A few things worth noting in this timeline.

There is a genuine window of collaboration, after Nixon and most notably during the Reagan era.

In 1989 after Tiananmen the US and the west placed comprehensive sanctions against China. The US suspended military sales, blocked World Bank loans to China, and imposed restrictions on technology transfer. Some of these were never fully lifted to start with.

In 1996, CoCOM, a Cold War era economical sanction against the eastern bloc, was succeeded by the Wassenaar Arrangement, which continues to prohibit a wide range of goods and technology sales to China. So even during the period of supposed "economic alignment," the US and its allies maintained significant restrictions on technology transfer. And there are the Cox Report followed by the Wolf Amendment, which China sees as baseless.

It's also important to consider the reasons the US gives for sanctioning China, usually framed around "dual-use technologies" and "human rights abuses." Especially given how the current administration behaves, it is very difficult for us to believe that these measures are genuinely motivated by concern for human rights in China, and even if a fraction of the American policy makers did genuinely believe that, I think they're usually carrying water for the hawkish Cold War types still. They are far more easily read as a hypocritical use of human rights to justify economic encirclement. And also what exactly do Americans want China to do to lift those sanctions? Regime change is off the table, there is a period (2000-2010s) where there is genuine improvement on the human rights front, does that lift the sanctions? My reading is that nothing can result in lifting the sanctions because sanction is the point.

And one cannot expect the other party to overlook outright provocations even if not economic, most importantly US arms sales to Taiwan, especially in the period surrounding the Third Taiwan Strait Crisis. For added context: during that period the US Congress and the State Department were sending contradictory signals, which is part of why I've argued that the current worsening of relations is often an extension of domestic politics. In this case, it was the active sabotage of executive branch policy by the opposition party in Congress. One example here:

After Lee (then Taiwanese president) had decided to visit Cornell, U.S. Secretary of State Warren Christopher assured PRC Foreign Minister Qian Qichen that a visa for Lee would be "inconsistent with [the U.S.'s] unofficial relationship [with Taiwan]." However, the humiliation from Lee's last visit caught the attention of many pro-Taiwan figures in the U.S. and this time, the United States Congress acted on Lee's behalf. The lobbying firm Cassidy & Associates worked to obtain Congressional support for the visit.[2] In May 1995, a concurrent resolution asking the State Department to allow Lee to visit the U.S. passed the House on 2 May with a vote of 396 to 0 (with 38 not voting), and the Senate on 9 May with a vote of 97 to 1 (with 2 not voting).[3] The State Department relented on 22 May 1995. Lee spent 9–10 June 1995 in the U.S. at a Cornell alumni reunion.[1]

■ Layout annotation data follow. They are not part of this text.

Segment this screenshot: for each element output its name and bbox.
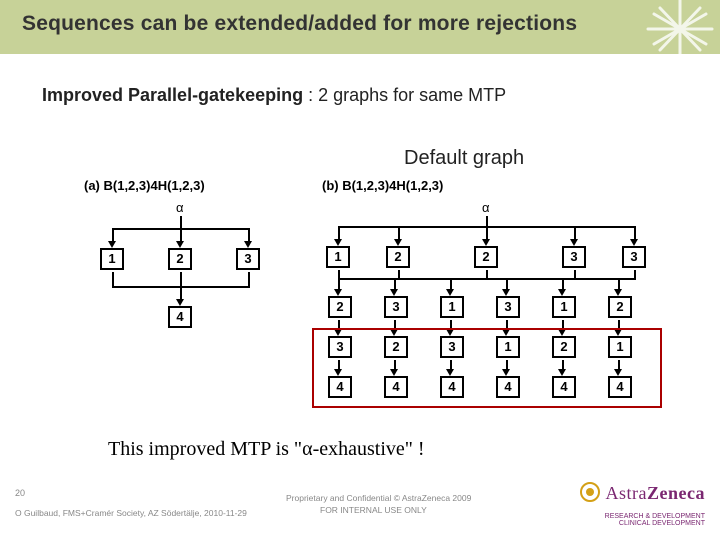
node: 1: [100, 248, 124, 270]
alpha-label-b: α: [482, 200, 490, 215]
az-mark-icon: [579, 481, 601, 503]
stem: [486, 226, 488, 240]
page-number: 20: [15, 488, 25, 498]
subtitle-rest: : 2 graphs for same MTP: [303, 85, 506, 105]
node: 2: [168, 248, 192, 270]
figure-a: (a) B(1,2,3)4H(1,2,3) α 1 2 3 4: [80, 178, 294, 416]
stem: [180, 286, 182, 300]
node: 1: [326, 246, 350, 268]
header-decor-icon: [640, 0, 720, 58]
footer-confidential-1: Proprietary and Confidential © AstraZene…: [286, 493, 471, 503]
stem: [180, 216, 182, 228]
figure-b-label: (b) B(1,2,3)4H(1,2,3): [322, 178, 443, 193]
arrow-down-icon: [502, 289, 510, 296]
figure-a-label: (a) B(1,2,3)4H(1,2,3): [84, 178, 205, 193]
stem: [486, 270, 488, 278]
highlight-box: [312, 328, 662, 408]
rd-tagline: RESEARCH & DEVELOPMENT CLINICAL DEVELOPM…: [605, 513, 705, 528]
arrow-down-icon: [176, 299, 184, 306]
stem: [248, 272, 250, 286]
stem: [112, 272, 114, 286]
perm-row-1: 2 3 1 3 1 2: [320, 296, 652, 324]
node: 2: [386, 246, 410, 268]
arrow-down-icon: [390, 289, 398, 296]
cell: 2: [328, 296, 352, 318]
alpha-symbol: α: [302, 438, 312, 460]
arrow-down-icon: [244, 241, 252, 248]
stem: [398, 226, 400, 240]
stem: [634, 270, 636, 278]
node: 4: [168, 306, 192, 328]
arrow-down-icon: [394, 239, 402, 246]
stem: [574, 226, 576, 240]
arrow-down-icon: [630, 239, 638, 246]
alpha-label-a: α: [176, 200, 184, 215]
slide-header: Sequences can be extended/added for more…: [0, 0, 720, 58]
conclusion-pre: This improved MTP is ": [108, 438, 302, 460]
arrow-down-icon: [108, 241, 116, 248]
arrow-down-icon: [446, 289, 454, 296]
arrow-down-icon: [176, 241, 184, 248]
slide-title: Sequences can be extended/added for more…: [22, 12, 577, 36]
subtitle-strong: Improved Parallel-gatekeeping: [42, 85, 303, 105]
astrazeneca-logo: AstraZeneca: [579, 481, 705, 504]
rd-line-1: RESEARCH & DEVELOPMENT: [605, 513, 705, 521]
subtitle: Improved Parallel-gatekeeping : 2 graphs…: [42, 85, 506, 106]
footer-credit: O Guilbaud, FMS+Cramér Society, AZ Söder…: [15, 508, 247, 518]
stem: [634, 226, 636, 240]
logo-text-a: Astra: [606, 483, 648, 503]
stem: [574, 270, 576, 278]
node: 3: [622, 246, 646, 268]
conclusion-post: -exhaustive" !: [313, 438, 425, 460]
stem: [486, 216, 488, 226]
figure: (a) B(1,2,3)4H(1,2,3) α 1 2 3 4 (b) B(1,…: [80, 178, 650, 416]
default-graph-label: Default graph: [404, 147, 524, 170]
cell: 2: [608, 296, 632, 318]
stem: [180, 228, 182, 242]
node: 3: [562, 246, 586, 268]
rd-line-2: CLINICAL DEVELOPMENT: [605, 520, 705, 528]
conclusion: This improved MTP is "α-exhaustive" !: [108, 438, 425, 461]
logo-text-z: Zeneca: [647, 483, 705, 503]
arrow-down-icon: [570, 239, 578, 246]
stem: [112, 228, 114, 242]
stem: [338, 270, 340, 278]
cell: 1: [440, 296, 464, 318]
stem: [180, 272, 182, 286]
stem: [398, 270, 400, 278]
arrow-down-icon: [334, 289, 342, 296]
cell: 3: [384, 296, 408, 318]
stem: [248, 228, 250, 242]
arrow-down-icon: [334, 239, 342, 246]
arrow-down-icon: [614, 289, 622, 296]
cell: 1: [552, 296, 576, 318]
footer-confidential-2: FOR INTERNAL USE ONLY: [320, 505, 427, 515]
stem: [338, 278, 636, 280]
stem: [338, 226, 340, 240]
arrow-down-icon: [482, 239, 490, 246]
node: 3: [236, 248, 260, 270]
cell: 3: [496, 296, 520, 318]
arrow-down-icon: [558, 289, 566, 296]
node: 2: [474, 246, 498, 268]
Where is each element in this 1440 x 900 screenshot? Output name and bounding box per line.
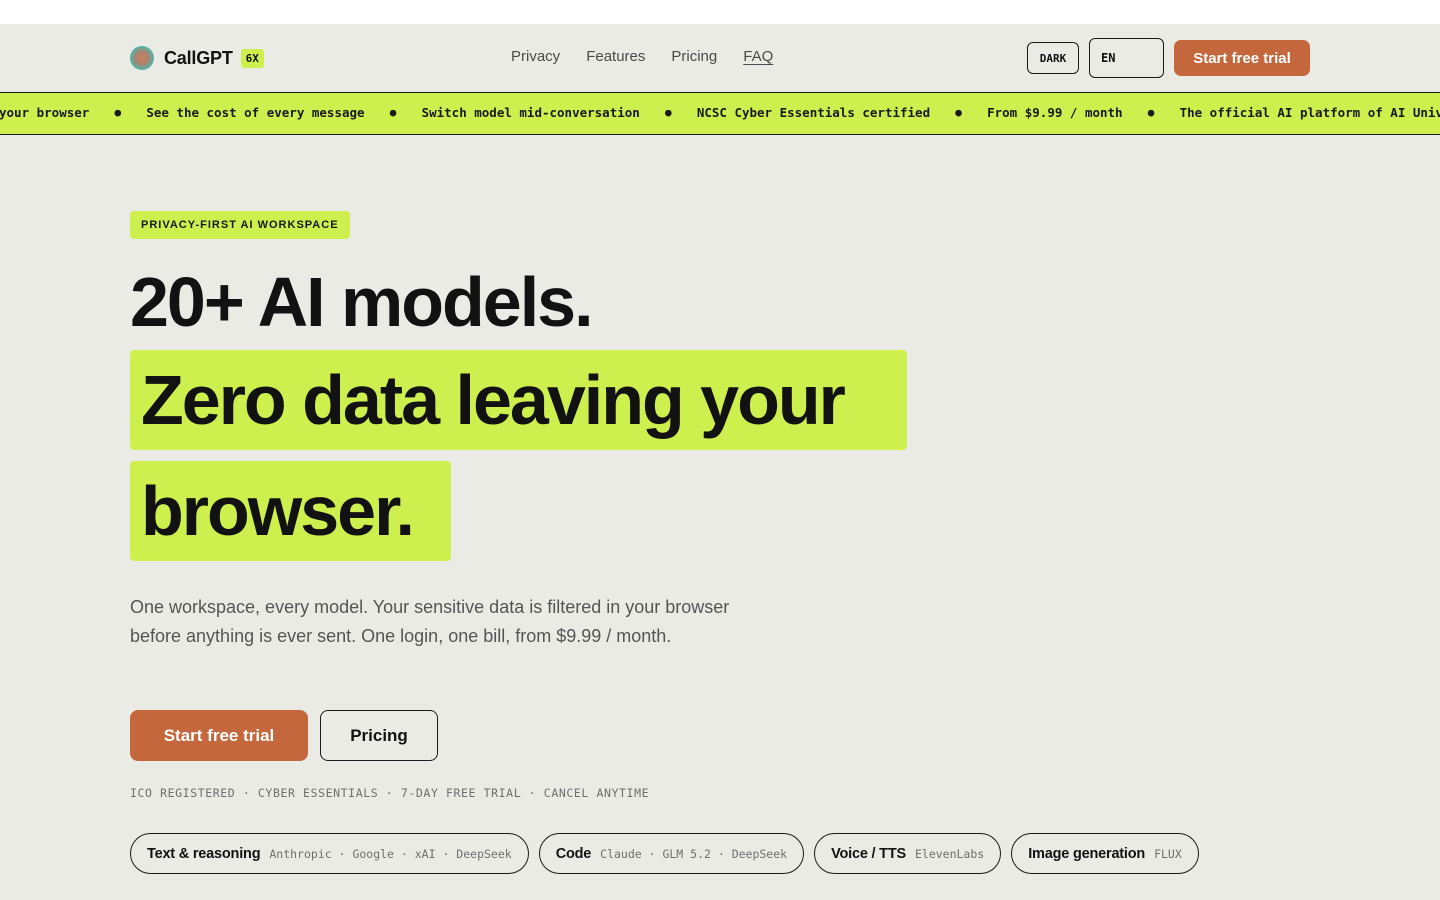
pricing-button[interactable]: Pricing xyxy=(320,710,438,761)
nav-pricing[interactable]: Pricing xyxy=(671,48,717,65)
main-nav: Privacy Features Pricing FAQ xyxy=(511,48,773,65)
brand-name: CallGPT xyxy=(164,47,233,68)
top-strip xyxy=(0,0,1440,24)
hero-lead: One workspace, every model. Your sensiti… xyxy=(130,597,730,646)
feature-ticker: your browser ● See the cost of every mes… xyxy=(0,92,1440,135)
logo-icon xyxy=(130,46,154,70)
ticker-item: your browser xyxy=(0,105,90,120)
ticker-item: NCSC Cyber Essentials certified xyxy=(696,105,931,120)
trust-line: ICO REGISTERED · CYBER ESSENTIALS · 7-DA… xyxy=(130,786,650,800)
chip-label: Image generation xyxy=(1028,845,1146,862)
chip-label: Code xyxy=(555,845,592,862)
eyebrow-badge: PRIVACY-FIRST AI WORKSPACE xyxy=(130,211,350,239)
ticker-separator: ● xyxy=(1147,106,1155,119)
site-header: CallGPT 6X Privacy Features Pricing FAQ … xyxy=(0,24,1440,92)
chip-detail: ElevenLabs xyxy=(914,846,985,861)
chip-label: Text & reasoning xyxy=(147,845,261,862)
brand-badge: 6X xyxy=(240,48,264,68)
start-trial-button[interactable]: Start free trial xyxy=(130,710,308,761)
chip-voice-tts[interactable]: Voice / TTS ElevenLabs xyxy=(814,833,1002,874)
ticker-separator: ● xyxy=(955,106,962,119)
brand[interactable]: CallGPT 6X xyxy=(130,44,264,72)
chip-code[interactable]: Code Claude · GLM 5.2 · DeepSeek xyxy=(538,833,805,874)
ticker-item: Switch model mid-conversation xyxy=(421,105,640,120)
headline-line1: 20+ AI models. xyxy=(130,263,594,341)
capability-chips: Text & reasoning Anthropic · Google · xA… xyxy=(130,833,1199,874)
ticker-separator: ● xyxy=(114,106,122,119)
language-select[interactable]: EN xyxy=(1089,38,1164,78)
nav-faq[interactable]: FAQ xyxy=(743,48,773,65)
ticker-item: From $9.99 / month xyxy=(987,105,1123,120)
chip-detail: Claude · GLM 5.2 · DeepSeek xyxy=(600,846,788,861)
ticker-item: The official AI platform of AI Univ xyxy=(1179,105,1440,120)
theme-toggle-button[interactable]: DARK xyxy=(1027,42,1079,74)
headline-highlight-1: Zero data leaving your xyxy=(130,350,907,450)
chip-image-generation[interactable]: Image generation FLUX xyxy=(1011,833,1199,874)
ticker-separator: ● xyxy=(665,106,672,119)
ticker-item: See the cost of every message xyxy=(146,105,365,120)
header-start-trial-button[interactable]: Start free trial xyxy=(1174,40,1310,76)
ticker-separator: ● xyxy=(389,106,397,119)
nav-privacy[interactable]: Privacy xyxy=(511,48,560,65)
chip-detail: Anthropic · Google · xAI · DeepSeek xyxy=(269,846,512,861)
ticker-track: your browser ● See the cost of every mes… xyxy=(0,105,1440,120)
chip-text-reasoning[interactable]: Text & reasoning Anthropic · Google · xA… xyxy=(130,833,529,874)
headline-highlight-2: browser. xyxy=(130,461,451,561)
chip-label: Voice / TTS xyxy=(831,845,906,862)
chip-detail: FLUX xyxy=(1154,846,1182,861)
nav-features[interactable]: Features xyxy=(586,48,645,65)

Edit: and this soured the relationship from the very beginning. Another example of the president's policy being sabotaged by opposition.

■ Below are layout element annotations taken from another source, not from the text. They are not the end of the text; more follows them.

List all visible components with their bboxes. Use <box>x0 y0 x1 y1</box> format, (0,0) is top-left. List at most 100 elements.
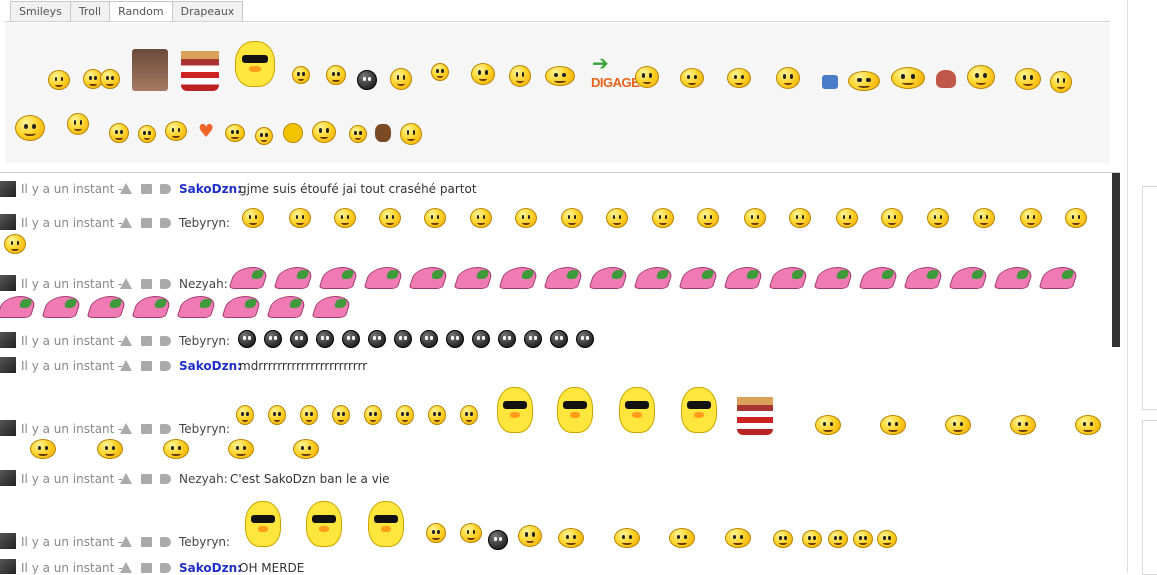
tab-random[interactable]: Random <box>109 1 173 21</box>
avatar[interactable] <box>0 470 16 486</box>
avatar[interactable] <box>0 275 16 291</box>
kfc-bucket-icon[interactable] <box>181 51 219 91</box>
report-icon[interactable] <box>120 473 132 484</box>
smiley-icon <box>697 208 719 228</box>
mail-icon[interactable] <box>141 336 152 346</box>
chat-scrollbar[interactable] <box>1112 173 1120 347</box>
report-icon[interactable] <box>120 183 132 194</box>
message-author[interactable]: Nezyah: <box>179 472 228 486</box>
poop-icon[interactable] <box>936 70 956 88</box>
tag-icon[interactable] <box>160 279 171 289</box>
report-icon[interactable] <box>120 360 132 371</box>
message-author[interactable]: Tebyryn: <box>179 422 230 436</box>
smiley-icon[interactable] <box>165 121 187 141</box>
avatar[interactable] <box>0 559 16 574</box>
smiley-icon[interactable] <box>292 66 310 84</box>
smiley-icon[interactable] <box>431 63 449 81</box>
smiley-icon[interactable] <box>1050 71 1072 93</box>
smiley-icon[interactable] <box>545 66 575 86</box>
mail-icon[interactable] <box>141 424 152 434</box>
mail-icon[interactable] <box>141 563 152 573</box>
message-text: gjme suis étoufé jai tout craséhé partot <box>239 182 477 196</box>
tag-icon[interactable] <box>160 218 171 228</box>
message-author[interactable]: SakoDzn: <box>179 561 242 574</box>
mail-icon[interactable] <box>141 184 152 194</box>
message-text: C'est SakoDzn ban le a vie <box>230 472 390 486</box>
smiley-icon <box>1010 415 1036 435</box>
avatar[interactable] <box>0 420 16 436</box>
tag-icon[interactable] <box>160 336 171 346</box>
tag-icon[interactable] <box>160 537 171 547</box>
report-icon[interactable] <box>120 278 132 289</box>
smiley-icon[interactable] <box>848 71 880 91</box>
chick-sunglasses-icon[interactable] <box>235 41 275 87</box>
yellow-ball-icon[interactable] <box>283 123 303 143</box>
smiley-icon[interactable] <box>727 68 751 88</box>
smiley-icon[interactable] <box>967 65 995 89</box>
smiley-icon[interactable] <box>635 66 659 88</box>
mail-icon[interactable] <box>141 218 152 228</box>
dark-smiley-icon[interactable] <box>357 70 377 90</box>
bear-icon[interactable] <box>375 124 391 142</box>
pig-icon <box>858 267 900 289</box>
report-icon[interactable] <box>120 335 132 346</box>
message-author[interactable]: SakoDzn: <box>179 359 242 373</box>
digage-smiley[interactable]: DIGAGE <box>591 75 640 90</box>
avatar[interactable] <box>0 181 16 197</box>
smiley-icon <box>815 415 841 435</box>
smiley-icon[interactable] <box>1015 68 1041 90</box>
report-icon[interactable] <box>120 536 132 547</box>
thumbs-up-icon[interactable] <box>822 75 838 89</box>
tag-icon[interactable] <box>160 424 171 434</box>
report-icon[interactable] <box>120 562 132 573</box>
heart-icon[interactable]: ♥ <box>198 121 214 142</box>
smiley-icon[interactable] <box>471 63 495 85</box>
mail-icon[interactable] <box>141 474 152 484</box>
smiley-icon[interactable] <box>225 124 245 142</box>
tab-troll[interactable]: Troll <box>69 1 111 21</box>
message-author[interactable]: Tebyryn: <box>179 535 230 549</box>
tag-icon[interactable] <box>160 474 171 484</box>
message-author[interactable]: Nezyah: <box>179 277 228 291</box>
smiley-icon[interactable] <box>326 65 346 85</box>
message-author[interactable]: Tebyryn: <box>179 334 230 348</box>
smiley-icon[interactable] <box>109 123 129 143</box>
tag-icon[interactable] <box>160 563 171 573</box>
smiley-icon[interactable] <box>400 123 422 145</box>
smiley-icon[interactable] <box>390 68 412 90</box>
tag-icon[interactable] <box>160 361 171 371</box>
smiley-icon[interactable] <box>680 68 704 88</box>
mail-icon[interactable] <box>141 537 152 547</box>
avatar[interactable] <box>0 214 16 230</box>
tab-smileys[interactable]: Smileys <box>10 1 71 21</box>
smiley-icon[interactable] <box>138 125 156 143</box>
smiley-icon[interactable] <box>509 65 531 87</box>
mail-icon[interactable] <box>141 361 152 371</box>
smiley-icon[interactable] <box>776 67 800 89</box>
avatar[interactable] <box>0 533 16 549</box>
chick-sunglasses-icon <box>497 387 533 433</box>
dark-smiley-icon <box>264 330 282 348</box>
message-author[interactable]: SakoDzn: <box>179 182 242 196</box>
tab-drapeaux[interactable]: Drapeaux <box>171 1 244 21</box>
pig-icon <box>813 267 855 289</box>
smiley-icon[interactable] <box>891 67 925 89</box>
mail-icon[interactable] <box>141 279 152 289</box>
smiley-icon <box>97 439 123 459</box>
sleeping-smiley-icon[interactable] <box>15 115 45 141</box>
report-icon[interactable] <box>120 217 132 228</box>
smiley-icon[interactable] <box>100 69 120 89</box>
avatar[interactable] <box>0 332 16 348</box>
smiley-icon <box>836 208 858 228</box>
avatar[interactable] <box>0 357 16 373</box>
smiley-icon[interactable] <box>67 113 89 135</box>
smiley-icon[interactable] <box>255 127 273 145</box>
pig-icon <box>903 267 945 289</box>
smiley-icon[interactable] <box>312 121 336 143</box>
smiley-icon[interactable] <box>48 70 70 90</box>
tag-icon[interactable] <box>160 184 171 194</box>
smiley-icon[interactable] <box>349 125 367 143</box>
message-author[interactable]: Tebyryn: <box>179 216 230 230</box>
face-photo-icon[interactable] <box>132 49 168 91</box>
report-icon[interactable] <box>120 423 132 434</box>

Things like this happens multiple times and I don't want to list them all. Just to show you that from the Chinese perspective it is difficult to trust the Americans, because when you negotiate with Americans you cannot guarantee that the other branches of the government, or the next government, will honor their promises. I think Iran understands that pretty well by now.

Again I think this particular practice of finding out who shoot first is unproductive. I think for China and the US, we're roughly even. And more importantly moving on is to find common ground and collaborate, which I think has great potentials.

I'll concede this argument, thank you for the history lesson and for citing your sources.